A Gated Recurrent Unit (GRU) layer. Uses reset and update gates to control information flow, offering a simpler alternative to LSTM.

Parameters:

in_features (int) – number of input features.
out_features (int) – number of output features (automatically becomes the hidden state size). This is the value used as num_neurons for superclass initialization.
dim (int, default=-1) – the dimension along which the layer operates.

Variables:

H – the hidden state. Stores the previous timestep’s output.
gate_layers – linear layer computing reset and update gates.
candidate_layer – linear layer computing the candidate hidden state.

Notes

Input: tensor of shape [*,in_features,*] where in_features is at index dim.
Output: tensor of shape [*,out_features,*] where out_features is at index dim.

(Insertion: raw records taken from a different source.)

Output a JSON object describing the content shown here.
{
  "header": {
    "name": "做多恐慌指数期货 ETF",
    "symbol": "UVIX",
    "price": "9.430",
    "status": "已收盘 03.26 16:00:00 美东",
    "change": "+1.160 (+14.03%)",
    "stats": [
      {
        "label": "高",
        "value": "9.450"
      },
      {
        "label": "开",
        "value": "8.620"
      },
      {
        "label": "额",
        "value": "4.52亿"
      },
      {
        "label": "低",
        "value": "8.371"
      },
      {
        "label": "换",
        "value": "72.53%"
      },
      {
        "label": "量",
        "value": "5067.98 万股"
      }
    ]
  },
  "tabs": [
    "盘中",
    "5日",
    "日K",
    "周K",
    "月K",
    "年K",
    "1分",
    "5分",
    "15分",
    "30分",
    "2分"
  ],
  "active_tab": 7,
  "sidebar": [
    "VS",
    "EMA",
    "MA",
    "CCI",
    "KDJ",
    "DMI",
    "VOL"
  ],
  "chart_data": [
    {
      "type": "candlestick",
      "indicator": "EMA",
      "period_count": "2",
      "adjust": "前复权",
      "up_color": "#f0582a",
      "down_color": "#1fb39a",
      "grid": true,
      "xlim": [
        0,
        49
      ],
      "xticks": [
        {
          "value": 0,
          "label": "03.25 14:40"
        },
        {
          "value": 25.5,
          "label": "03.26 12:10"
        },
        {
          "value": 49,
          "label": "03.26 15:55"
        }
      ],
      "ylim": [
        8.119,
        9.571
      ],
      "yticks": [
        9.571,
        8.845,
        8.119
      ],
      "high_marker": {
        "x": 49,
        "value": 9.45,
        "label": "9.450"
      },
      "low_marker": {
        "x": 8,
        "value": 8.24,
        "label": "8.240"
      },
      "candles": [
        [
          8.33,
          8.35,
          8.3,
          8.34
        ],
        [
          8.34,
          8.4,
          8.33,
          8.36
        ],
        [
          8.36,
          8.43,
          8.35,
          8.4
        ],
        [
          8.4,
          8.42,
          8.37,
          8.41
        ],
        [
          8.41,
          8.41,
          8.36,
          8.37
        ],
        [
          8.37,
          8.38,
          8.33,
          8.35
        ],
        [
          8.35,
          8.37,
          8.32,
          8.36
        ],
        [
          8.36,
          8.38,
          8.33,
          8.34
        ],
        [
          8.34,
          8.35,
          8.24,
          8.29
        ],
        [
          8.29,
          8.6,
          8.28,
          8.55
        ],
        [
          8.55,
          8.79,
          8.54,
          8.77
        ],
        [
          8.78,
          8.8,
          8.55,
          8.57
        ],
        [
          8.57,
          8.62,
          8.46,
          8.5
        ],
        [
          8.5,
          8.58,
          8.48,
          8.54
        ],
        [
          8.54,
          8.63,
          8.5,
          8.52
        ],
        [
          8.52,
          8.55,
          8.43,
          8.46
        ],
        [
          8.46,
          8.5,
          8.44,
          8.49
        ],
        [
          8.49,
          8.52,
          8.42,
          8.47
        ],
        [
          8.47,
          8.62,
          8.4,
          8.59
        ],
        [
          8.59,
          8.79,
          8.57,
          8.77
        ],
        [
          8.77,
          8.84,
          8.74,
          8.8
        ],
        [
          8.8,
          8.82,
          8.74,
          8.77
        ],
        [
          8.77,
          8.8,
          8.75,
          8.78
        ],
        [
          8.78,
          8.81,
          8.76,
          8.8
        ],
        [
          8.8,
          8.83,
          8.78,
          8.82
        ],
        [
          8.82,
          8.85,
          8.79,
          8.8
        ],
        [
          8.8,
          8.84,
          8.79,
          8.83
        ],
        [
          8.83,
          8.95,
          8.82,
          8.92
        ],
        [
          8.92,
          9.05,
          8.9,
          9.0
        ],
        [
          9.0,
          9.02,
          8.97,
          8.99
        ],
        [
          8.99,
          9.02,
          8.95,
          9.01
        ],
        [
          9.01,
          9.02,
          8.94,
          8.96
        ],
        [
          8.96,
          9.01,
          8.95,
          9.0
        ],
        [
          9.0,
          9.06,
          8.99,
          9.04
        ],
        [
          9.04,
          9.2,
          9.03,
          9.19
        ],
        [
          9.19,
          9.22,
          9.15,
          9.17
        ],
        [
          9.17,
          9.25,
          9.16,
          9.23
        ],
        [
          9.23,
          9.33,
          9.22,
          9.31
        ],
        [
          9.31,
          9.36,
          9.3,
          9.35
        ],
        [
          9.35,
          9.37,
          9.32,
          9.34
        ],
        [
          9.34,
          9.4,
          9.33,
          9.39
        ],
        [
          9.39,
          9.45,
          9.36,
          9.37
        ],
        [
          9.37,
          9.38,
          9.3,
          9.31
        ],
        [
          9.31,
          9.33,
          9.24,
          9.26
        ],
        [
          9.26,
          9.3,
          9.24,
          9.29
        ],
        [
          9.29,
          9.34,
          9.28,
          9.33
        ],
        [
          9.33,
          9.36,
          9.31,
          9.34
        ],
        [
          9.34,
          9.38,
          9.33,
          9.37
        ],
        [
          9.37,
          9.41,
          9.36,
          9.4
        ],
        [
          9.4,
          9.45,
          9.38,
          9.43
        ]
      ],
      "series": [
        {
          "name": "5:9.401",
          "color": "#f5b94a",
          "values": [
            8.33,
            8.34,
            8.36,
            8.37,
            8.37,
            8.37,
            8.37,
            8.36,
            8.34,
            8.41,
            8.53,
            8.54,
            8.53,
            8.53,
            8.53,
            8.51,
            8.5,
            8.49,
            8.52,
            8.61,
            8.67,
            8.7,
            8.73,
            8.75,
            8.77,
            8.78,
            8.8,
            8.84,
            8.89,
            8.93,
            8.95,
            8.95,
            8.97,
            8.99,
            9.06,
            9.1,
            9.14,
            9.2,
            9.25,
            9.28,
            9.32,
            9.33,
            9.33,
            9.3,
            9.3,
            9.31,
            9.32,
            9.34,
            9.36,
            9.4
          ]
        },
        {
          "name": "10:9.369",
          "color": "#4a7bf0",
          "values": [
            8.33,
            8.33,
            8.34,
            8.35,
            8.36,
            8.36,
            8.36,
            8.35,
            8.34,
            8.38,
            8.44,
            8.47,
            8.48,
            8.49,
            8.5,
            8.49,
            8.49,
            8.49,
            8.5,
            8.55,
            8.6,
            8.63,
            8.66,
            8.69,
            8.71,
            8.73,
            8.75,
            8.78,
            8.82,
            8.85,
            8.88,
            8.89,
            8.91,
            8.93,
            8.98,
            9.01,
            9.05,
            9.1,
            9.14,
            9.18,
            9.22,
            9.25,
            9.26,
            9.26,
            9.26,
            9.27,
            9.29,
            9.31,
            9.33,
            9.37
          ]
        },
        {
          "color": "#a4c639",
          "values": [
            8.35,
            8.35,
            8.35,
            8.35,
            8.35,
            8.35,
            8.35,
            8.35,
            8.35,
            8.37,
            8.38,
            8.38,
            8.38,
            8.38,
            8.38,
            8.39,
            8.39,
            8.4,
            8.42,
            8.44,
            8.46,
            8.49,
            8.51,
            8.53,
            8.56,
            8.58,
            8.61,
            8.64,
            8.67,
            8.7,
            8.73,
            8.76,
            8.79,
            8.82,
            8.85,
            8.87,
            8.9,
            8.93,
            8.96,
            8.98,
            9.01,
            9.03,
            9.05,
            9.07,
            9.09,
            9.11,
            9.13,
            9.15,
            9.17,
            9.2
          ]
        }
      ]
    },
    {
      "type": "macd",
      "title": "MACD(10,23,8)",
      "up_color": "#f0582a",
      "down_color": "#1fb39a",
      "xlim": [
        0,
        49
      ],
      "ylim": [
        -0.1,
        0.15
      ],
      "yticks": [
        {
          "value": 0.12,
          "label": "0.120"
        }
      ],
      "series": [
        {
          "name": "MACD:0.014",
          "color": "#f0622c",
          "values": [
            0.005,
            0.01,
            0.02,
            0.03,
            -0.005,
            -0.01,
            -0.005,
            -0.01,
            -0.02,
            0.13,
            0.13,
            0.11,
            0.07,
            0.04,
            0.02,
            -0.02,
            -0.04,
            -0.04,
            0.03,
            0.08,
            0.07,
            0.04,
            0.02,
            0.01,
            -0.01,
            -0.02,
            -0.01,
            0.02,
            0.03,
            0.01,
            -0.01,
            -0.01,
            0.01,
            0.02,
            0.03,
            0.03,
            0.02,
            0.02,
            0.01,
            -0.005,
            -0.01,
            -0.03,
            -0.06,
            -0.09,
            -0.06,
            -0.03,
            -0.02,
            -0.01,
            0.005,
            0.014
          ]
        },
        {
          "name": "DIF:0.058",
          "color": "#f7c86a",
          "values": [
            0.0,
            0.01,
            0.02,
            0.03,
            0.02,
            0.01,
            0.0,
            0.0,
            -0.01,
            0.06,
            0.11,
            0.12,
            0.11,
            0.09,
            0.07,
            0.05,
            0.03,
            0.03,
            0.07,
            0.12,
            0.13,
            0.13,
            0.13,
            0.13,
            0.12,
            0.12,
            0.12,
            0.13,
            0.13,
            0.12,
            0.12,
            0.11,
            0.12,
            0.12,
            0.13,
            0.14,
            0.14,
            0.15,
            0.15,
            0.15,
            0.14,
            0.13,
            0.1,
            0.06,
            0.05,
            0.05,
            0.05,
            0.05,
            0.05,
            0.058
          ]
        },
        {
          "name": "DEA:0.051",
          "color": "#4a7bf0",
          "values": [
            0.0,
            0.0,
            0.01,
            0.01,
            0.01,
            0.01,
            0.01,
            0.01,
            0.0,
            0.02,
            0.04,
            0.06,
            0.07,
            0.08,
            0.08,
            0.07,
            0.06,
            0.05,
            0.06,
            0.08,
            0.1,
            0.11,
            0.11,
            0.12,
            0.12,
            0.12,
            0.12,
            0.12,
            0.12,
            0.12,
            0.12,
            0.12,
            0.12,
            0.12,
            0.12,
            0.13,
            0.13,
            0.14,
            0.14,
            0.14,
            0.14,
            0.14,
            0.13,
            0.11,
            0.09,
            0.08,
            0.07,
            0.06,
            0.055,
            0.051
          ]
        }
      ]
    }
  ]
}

Computes reset and update gates from concatenated hidden state and input. The reset gate controls how much of the previous hidden state to forget, while the update gate balances between old and new information. Records the result into H and returns it. Pseudocode looks as follows:

reset_gate, update_gate = chunk(sigmoid(gate_layers(concatenate(H, x))))
candidate = tanh(candidate_layer(concatenate(H * reset_gate, x)))
H = H * (1 - update_gate) + update_gate * candidate
return H

Examples:

# Process 64->32 features along the last dimension
>>> layer = tt.rnn.GRU(64, 32)
>>> input = torch.rand(16, 64)
>>> output = layer(input)
>>> print(output.shape)
torch.Size([16, 32])

# Process 64->128 features along the color dimension of an image
>>> layer = tt.rnn.GRU(64, 128, -3)
>>> input = torch.rand(32, 64, 28, 28)  # [B, C, H, W] shape
>>> output = layer(input)
>>> print(output.shape)
torch.Size([32, 128, 28, 28])

forward(x)[source]: Computes the forward pass.